National support for Common Core has dropped by 25 percent in the past two years, according to a survey released Tuesday.
The poll showed that 49 percent of those contacted back the academic standards compared to 35 percent opposed and 16 percent with no opinion.
That support is down from 65 percent in 2013 and 53 percent last year, according to Education Next, an academic journal, and the Program on Education Policy and Government at Harvard Kennedy School.
The findings are based on interviews with 4,083 people from May 21 to June 8.
The results have a margin of error of two percentage points, according to the authors.
The results were released one day before Louisiana launches public hearings statewide on whether and how to change Common Core, which is in its second year of being taught in classrooms statewide.
The national survey shows that disenchantment with the new benchmarks in reading, writing and math among teachers is a key reason for the slippage nationwide.
It shows that 40 percent of teachers nationally support Common Core, down from 76 percent in 2013.
Another 49 percent oppose the overhaul and 10 percent had no opinion, according to the results.
Paul Peterson, editor in chief of Education Next, noted that overall support plunged by 12 percentage points last year and four percentage points this time.
“Our interpretation of this, and there are some other interpretations, is that public opinion on Common Core may be stabilizing,” Peterson said. “The support for it, while slipping, is not falling dramatically as it was a year ago.”

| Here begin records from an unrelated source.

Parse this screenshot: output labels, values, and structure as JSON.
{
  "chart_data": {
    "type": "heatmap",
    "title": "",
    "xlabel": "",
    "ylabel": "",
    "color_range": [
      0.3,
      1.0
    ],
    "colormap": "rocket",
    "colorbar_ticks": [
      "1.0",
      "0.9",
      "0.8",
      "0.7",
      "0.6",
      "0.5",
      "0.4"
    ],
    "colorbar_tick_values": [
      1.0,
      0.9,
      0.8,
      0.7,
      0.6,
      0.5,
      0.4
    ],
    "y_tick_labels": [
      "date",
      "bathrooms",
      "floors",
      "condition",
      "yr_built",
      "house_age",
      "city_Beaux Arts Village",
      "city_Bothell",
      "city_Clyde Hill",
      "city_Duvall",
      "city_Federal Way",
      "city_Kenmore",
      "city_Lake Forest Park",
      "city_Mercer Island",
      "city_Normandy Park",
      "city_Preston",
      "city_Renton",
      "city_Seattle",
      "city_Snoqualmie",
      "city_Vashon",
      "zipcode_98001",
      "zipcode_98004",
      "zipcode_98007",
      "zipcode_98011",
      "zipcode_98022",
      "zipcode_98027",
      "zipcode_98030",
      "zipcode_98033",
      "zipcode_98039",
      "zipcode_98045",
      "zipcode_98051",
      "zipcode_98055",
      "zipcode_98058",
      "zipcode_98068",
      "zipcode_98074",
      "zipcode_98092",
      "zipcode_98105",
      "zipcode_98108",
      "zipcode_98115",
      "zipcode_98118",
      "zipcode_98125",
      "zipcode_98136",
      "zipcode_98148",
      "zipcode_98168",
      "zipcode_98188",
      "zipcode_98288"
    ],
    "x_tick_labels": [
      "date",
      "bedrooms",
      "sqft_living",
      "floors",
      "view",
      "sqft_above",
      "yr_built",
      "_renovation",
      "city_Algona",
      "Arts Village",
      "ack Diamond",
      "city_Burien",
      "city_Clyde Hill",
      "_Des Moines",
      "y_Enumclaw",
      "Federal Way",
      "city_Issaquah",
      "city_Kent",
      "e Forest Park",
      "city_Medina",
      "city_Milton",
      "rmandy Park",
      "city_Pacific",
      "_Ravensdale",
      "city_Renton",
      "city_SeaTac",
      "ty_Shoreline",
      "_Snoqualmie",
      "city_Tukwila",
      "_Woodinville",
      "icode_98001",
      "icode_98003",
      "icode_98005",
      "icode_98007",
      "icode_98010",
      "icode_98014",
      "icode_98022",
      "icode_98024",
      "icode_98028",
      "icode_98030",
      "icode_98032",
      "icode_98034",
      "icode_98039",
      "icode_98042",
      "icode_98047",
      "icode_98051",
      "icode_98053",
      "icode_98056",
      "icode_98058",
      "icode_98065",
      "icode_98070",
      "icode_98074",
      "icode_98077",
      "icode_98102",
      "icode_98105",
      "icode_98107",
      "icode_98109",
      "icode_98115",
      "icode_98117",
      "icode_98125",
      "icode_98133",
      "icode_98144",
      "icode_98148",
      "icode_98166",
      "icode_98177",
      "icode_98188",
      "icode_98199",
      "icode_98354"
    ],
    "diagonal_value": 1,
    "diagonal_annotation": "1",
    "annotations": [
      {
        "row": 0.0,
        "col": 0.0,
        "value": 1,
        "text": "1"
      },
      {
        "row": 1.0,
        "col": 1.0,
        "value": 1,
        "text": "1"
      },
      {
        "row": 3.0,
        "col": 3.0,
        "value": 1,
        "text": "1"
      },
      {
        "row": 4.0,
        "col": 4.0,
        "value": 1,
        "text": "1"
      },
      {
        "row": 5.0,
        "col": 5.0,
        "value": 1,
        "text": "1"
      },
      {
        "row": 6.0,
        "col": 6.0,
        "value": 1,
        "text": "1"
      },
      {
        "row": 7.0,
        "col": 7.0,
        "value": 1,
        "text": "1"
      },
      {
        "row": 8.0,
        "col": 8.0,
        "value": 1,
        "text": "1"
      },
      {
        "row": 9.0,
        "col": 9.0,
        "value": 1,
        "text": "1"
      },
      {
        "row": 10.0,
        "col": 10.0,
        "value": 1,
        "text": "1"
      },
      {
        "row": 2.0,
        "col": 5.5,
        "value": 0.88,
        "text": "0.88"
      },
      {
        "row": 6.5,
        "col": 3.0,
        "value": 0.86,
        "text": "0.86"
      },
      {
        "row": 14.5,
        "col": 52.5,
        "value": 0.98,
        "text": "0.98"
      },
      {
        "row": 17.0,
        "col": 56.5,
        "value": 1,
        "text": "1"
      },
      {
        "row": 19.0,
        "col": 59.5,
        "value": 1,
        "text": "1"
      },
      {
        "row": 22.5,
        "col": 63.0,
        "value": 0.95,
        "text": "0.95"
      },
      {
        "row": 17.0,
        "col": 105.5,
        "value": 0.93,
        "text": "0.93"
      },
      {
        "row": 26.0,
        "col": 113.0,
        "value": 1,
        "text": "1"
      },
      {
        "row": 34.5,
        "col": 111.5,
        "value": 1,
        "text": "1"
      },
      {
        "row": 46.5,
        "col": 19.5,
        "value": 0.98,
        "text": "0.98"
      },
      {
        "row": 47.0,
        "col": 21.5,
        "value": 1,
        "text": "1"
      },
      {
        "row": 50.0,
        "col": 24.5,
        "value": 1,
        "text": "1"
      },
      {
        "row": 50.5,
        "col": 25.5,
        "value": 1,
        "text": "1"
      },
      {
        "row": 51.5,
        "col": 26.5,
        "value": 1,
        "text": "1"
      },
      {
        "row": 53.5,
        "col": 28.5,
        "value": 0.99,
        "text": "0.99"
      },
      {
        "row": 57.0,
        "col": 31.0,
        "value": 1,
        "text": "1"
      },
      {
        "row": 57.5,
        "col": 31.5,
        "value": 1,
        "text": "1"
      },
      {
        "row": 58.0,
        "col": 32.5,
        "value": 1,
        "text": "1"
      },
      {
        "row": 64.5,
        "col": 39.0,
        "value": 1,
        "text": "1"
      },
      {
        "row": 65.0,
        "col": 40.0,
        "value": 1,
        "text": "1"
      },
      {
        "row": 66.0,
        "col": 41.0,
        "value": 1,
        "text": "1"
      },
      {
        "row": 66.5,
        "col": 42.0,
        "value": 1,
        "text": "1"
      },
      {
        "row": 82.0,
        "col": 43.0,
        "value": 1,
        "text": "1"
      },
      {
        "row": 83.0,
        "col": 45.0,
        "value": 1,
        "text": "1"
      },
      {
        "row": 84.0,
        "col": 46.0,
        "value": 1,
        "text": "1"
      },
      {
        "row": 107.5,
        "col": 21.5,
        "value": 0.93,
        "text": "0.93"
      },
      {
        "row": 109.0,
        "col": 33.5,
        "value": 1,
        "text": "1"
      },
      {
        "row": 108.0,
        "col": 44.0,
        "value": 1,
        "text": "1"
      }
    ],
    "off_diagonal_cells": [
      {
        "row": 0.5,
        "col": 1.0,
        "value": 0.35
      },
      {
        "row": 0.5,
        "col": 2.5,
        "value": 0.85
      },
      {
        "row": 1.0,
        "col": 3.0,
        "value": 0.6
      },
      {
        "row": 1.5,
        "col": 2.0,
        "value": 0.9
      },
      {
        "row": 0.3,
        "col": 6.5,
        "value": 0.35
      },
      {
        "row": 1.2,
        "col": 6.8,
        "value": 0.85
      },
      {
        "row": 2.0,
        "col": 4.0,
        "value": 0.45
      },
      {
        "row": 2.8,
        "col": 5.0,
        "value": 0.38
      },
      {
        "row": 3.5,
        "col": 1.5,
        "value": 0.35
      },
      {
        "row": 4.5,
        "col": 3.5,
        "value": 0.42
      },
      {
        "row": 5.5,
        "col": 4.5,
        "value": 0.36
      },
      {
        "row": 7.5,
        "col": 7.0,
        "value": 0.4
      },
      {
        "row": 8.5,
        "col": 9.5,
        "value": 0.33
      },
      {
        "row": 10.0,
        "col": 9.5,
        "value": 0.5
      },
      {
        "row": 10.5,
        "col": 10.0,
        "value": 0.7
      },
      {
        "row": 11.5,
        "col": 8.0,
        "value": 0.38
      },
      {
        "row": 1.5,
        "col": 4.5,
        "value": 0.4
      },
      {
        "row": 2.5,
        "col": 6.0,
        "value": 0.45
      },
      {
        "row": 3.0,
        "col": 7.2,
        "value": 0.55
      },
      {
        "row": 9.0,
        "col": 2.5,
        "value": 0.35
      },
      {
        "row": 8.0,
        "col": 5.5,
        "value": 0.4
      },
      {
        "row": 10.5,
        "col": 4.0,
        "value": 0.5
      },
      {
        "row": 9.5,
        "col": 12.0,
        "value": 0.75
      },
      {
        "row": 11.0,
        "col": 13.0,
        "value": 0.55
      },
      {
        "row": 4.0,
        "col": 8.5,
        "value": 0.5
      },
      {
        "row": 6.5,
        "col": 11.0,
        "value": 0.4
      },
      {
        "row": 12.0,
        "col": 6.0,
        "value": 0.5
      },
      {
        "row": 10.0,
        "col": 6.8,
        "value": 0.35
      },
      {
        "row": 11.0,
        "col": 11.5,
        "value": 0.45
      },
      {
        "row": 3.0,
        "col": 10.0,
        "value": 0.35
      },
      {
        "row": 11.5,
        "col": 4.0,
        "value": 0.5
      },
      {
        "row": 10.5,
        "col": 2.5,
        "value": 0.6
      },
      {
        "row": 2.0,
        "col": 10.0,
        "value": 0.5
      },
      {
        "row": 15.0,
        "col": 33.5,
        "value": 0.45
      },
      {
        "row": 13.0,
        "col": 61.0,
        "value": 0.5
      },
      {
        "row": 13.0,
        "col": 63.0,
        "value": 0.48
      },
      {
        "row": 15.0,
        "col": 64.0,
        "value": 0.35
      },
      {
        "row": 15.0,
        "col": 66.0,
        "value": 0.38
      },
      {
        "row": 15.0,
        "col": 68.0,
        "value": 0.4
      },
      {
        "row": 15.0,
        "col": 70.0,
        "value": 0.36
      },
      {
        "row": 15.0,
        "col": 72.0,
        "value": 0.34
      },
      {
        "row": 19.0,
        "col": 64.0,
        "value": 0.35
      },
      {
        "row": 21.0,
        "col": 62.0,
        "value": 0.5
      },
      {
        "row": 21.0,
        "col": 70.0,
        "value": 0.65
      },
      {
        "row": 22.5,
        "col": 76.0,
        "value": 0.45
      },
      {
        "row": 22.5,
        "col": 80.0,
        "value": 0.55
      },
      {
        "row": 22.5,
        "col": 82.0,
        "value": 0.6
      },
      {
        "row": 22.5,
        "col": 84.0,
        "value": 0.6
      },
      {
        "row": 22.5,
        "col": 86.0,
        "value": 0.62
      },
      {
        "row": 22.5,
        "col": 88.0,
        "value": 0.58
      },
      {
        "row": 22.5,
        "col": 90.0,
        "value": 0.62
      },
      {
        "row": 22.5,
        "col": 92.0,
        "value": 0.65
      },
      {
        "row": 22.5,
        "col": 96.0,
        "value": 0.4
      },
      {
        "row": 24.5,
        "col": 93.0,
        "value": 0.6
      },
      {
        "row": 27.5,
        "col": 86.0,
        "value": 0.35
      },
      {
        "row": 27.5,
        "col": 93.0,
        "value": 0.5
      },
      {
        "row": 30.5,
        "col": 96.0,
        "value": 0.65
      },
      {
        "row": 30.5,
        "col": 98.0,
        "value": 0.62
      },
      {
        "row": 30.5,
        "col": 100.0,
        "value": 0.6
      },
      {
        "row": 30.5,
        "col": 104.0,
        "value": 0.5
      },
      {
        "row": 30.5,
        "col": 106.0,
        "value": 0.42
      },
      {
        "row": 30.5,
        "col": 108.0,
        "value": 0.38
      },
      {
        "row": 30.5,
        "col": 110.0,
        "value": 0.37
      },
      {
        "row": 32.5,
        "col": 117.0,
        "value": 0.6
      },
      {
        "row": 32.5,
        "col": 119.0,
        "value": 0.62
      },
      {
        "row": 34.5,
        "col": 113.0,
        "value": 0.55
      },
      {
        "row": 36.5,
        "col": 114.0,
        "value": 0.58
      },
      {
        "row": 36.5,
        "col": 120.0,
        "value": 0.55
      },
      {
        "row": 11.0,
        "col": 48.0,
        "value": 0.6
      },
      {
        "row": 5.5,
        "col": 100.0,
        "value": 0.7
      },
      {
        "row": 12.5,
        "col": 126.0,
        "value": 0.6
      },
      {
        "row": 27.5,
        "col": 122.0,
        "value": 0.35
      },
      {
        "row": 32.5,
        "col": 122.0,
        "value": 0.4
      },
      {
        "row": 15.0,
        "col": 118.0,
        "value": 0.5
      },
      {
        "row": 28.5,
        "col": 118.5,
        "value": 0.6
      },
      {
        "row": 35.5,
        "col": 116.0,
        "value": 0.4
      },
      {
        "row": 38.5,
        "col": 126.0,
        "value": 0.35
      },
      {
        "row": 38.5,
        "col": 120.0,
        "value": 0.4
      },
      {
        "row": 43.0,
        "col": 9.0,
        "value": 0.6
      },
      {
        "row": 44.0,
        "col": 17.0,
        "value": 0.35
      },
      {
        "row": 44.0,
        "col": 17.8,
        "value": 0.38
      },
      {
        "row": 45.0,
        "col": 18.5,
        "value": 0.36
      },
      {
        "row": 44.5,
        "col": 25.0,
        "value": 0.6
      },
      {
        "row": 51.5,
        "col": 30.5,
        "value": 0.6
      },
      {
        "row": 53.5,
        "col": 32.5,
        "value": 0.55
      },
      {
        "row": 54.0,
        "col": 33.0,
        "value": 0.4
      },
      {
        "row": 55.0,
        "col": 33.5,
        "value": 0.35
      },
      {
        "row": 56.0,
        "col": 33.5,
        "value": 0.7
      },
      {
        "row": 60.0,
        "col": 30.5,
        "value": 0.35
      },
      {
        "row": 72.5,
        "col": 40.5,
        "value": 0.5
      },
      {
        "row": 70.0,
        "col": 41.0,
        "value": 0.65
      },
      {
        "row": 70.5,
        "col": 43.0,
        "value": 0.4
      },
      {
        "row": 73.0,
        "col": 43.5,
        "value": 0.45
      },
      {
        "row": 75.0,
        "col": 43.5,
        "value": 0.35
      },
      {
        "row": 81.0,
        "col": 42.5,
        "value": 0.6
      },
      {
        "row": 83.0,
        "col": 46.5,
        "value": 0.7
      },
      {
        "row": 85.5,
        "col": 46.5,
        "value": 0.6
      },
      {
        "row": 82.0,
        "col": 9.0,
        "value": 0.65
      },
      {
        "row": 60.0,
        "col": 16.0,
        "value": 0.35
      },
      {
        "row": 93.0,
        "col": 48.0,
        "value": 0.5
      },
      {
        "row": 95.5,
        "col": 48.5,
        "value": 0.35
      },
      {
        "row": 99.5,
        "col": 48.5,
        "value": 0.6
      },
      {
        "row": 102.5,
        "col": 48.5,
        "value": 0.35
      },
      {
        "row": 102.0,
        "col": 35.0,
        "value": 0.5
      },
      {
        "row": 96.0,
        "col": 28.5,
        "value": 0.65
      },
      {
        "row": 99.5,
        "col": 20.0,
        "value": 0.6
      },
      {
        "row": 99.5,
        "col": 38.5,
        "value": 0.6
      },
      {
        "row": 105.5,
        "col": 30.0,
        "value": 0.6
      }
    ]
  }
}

Parents back Common Core, with 47 percent in favor, 41 percent opposed and 11 percent with no opinion, the survey showed.
Support among African-Americans is 50 percent, with 27 percent opposed and 23 percent with no opinion.
Whites back Common Core by a narrower margin — 44 percent to 41 percent opposed and 16 percent with no opinion.
Education Next said Democrats back the standards by a wide margin over Republicans — 57 percent to 37 percent.
Asked about the results Hollis Milton, president of the Louisiana Association of School Superintendents, said in an email that some educators were frustrated over how the benchmarks were implemented.
“Training and resources from the state came long after we started teaching the standards,” said Milton, who is superintendent of the West Feliciana Parish School District.
Asked for comment, Gov. Bobby Jindal, a Common Core backer turned opponent, said in a prepared statement issued by his office, “The more students and teachers experience Common Core, the more support for it will drop.”
The same survey said 25 percent of respondents favor allowing parents to let their children skip annual math and reading exams while 59 percent oppose it.
Earlier this year, around 1 percent of Louisiana students in grades 3-8 skipped Common Core tests, sparking controversy on how the action would affect school and district letter grades.